As part of our World Photography Day celebrations, we meet the new CEO of the oldest photographic society in the world – the Royal Photographic Society (RPS), established 1853. Evan Dawson (below) is only in his third week as CEO but has plenty to talk about already…
What is your background?
Most of my career so far has been in music. For the past seven years, I was CEO of Live Music Now, where we trained hundreds of professional musicians each year to work in specialist settings such as care homes, special schools and hospitals around the UK. It’s wonderful how music and the arts can inspire people and bring them together within communities, even those living in very difficult circumstances. I’m fascinated by projects like these and how their impact can be measured.
It was music that brought me to photography, initially through the work of the great David Redfern (who I met when I was a child). More recently, I’ve been photographer-in-residence at St George’s Bristol, where I’ve shot portraits of some of the world’s leading musicians and ensembles (my portfolio is here).
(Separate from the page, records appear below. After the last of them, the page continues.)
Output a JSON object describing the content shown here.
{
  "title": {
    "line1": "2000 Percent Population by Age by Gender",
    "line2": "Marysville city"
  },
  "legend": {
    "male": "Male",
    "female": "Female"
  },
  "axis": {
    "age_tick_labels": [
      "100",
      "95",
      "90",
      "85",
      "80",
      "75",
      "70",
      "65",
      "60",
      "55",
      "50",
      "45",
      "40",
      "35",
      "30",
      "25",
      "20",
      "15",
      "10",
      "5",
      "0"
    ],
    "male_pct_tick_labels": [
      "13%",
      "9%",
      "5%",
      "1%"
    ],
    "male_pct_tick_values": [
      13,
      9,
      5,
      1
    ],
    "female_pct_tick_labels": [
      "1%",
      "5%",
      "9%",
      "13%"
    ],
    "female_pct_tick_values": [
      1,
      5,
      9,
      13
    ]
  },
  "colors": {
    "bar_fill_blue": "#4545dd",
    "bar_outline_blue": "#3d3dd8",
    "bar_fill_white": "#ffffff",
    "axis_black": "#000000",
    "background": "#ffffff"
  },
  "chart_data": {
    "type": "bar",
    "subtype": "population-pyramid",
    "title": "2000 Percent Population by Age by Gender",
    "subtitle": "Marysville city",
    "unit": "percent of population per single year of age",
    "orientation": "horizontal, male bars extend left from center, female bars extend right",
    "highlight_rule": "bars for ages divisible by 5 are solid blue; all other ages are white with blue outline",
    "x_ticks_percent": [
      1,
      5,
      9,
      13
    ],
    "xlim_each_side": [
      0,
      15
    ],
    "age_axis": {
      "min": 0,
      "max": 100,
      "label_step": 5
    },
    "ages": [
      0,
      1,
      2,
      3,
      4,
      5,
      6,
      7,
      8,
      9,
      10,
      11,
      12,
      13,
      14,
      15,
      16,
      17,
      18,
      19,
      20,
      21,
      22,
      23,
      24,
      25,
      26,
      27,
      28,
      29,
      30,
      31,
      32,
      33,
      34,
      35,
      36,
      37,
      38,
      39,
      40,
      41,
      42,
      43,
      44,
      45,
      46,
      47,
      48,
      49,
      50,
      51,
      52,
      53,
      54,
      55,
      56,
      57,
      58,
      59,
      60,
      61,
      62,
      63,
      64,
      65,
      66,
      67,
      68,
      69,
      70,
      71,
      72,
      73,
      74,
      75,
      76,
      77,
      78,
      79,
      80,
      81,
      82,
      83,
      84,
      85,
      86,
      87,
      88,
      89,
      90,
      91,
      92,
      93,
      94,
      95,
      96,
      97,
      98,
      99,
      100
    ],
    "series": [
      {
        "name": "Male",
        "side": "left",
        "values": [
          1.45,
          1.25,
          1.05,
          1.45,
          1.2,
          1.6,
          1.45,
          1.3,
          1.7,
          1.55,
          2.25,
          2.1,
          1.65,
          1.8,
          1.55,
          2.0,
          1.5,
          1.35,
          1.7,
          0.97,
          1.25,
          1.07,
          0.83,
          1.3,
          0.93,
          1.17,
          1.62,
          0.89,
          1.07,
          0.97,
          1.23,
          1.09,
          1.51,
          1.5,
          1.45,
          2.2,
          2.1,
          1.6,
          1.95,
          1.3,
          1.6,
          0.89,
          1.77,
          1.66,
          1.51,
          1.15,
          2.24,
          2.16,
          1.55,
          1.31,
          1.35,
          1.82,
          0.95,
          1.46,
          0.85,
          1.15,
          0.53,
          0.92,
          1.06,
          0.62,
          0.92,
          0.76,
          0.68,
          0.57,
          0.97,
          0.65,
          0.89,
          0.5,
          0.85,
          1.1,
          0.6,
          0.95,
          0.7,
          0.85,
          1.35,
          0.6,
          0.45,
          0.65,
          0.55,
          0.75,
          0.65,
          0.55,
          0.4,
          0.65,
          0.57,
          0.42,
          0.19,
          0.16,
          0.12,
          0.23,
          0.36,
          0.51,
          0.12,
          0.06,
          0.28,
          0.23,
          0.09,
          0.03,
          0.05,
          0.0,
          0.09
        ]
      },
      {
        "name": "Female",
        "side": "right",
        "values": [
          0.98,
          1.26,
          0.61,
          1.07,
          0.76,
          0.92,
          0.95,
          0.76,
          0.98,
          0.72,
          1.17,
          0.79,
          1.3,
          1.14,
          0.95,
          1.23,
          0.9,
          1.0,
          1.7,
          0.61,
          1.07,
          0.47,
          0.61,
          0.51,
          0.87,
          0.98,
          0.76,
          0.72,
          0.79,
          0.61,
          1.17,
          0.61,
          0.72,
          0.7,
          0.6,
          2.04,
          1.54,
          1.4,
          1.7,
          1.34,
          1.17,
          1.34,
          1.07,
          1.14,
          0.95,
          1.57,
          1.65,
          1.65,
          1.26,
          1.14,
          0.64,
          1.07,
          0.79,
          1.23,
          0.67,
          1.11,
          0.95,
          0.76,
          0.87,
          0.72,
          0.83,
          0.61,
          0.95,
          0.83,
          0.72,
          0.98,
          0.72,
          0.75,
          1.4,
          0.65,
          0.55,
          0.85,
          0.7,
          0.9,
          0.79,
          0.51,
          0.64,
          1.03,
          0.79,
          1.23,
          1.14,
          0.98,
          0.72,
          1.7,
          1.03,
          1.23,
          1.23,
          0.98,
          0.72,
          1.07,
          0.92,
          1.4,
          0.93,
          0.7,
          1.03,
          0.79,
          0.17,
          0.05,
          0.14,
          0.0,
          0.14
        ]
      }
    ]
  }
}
Bristol is a great city for photography, particularly with Martin Parr being based right next door to the RPS. We’re looking forward to Bristol Photo Festival next year. When it’s possible, I do hope that many more photographers will come and visit us.
What are your priorities as CEO?
It’s been an extraordinary experience to start a new job in these ‘locked-down’ circumstances, from an empty office and gallery in Bristol. The RPS has a really dedicated, informed and witty team of staff, trustees and volunteers; as well as over 11,000 member photographers around the world. I can’t meet them all through Zoom, but I’m doing my best to get to know the organisation through its people. I’m learning how different people see the RPS and its future, before I set out my own priorities.
Currently we have a fascinating range of activities taking place; from online workshops and free talks with renowned photographers, to digital Distinctions roadshows and assessment days. There is much more to come, and I’m looking forward to the development of our online offering.
Many organisations are losing members due to Covid-19. Has the RPS done anything in particular to adapt to the changing environment over the past few months?
Covid-19 forced the RPS to think laterally. All events and workshops were taken online, and we launched a thriving Facebook group with over 2000 members. Our online talks with photographers and bursary recipients (which are available to view on our website rps.org) have attracted up to 1000 participants, many of whom are based overseas. These are available for everyone, whether you are a member of the RPS or not.
Whilst people have been confined to their homes, many have found exciting new ways to be creative through photography – so engagement with the RPS has actually been greater than ever before.
What are your thoughts on increasing the inclusivity and diversity of RPS membership?
Inclusion within the arts has been the main theme of my career so far. If any arts organisation wants its work to be relevant, creative and exciting, then it must reflect the society around it. The RPS has more women and more BAME Distinctions assessors than ever before – but we are conscious that we have a long way to go. There are many visible and invisible barriers to joining the RPS, and we will be working hard over the coming months to make it possible for many more people to get involved with the organisation. It was founded in 1853 to make photography accessible to more people – so I hope that we can use that founding vision to help inspire and support many more people on their journey with photography. Everyone is welcome at the RPS.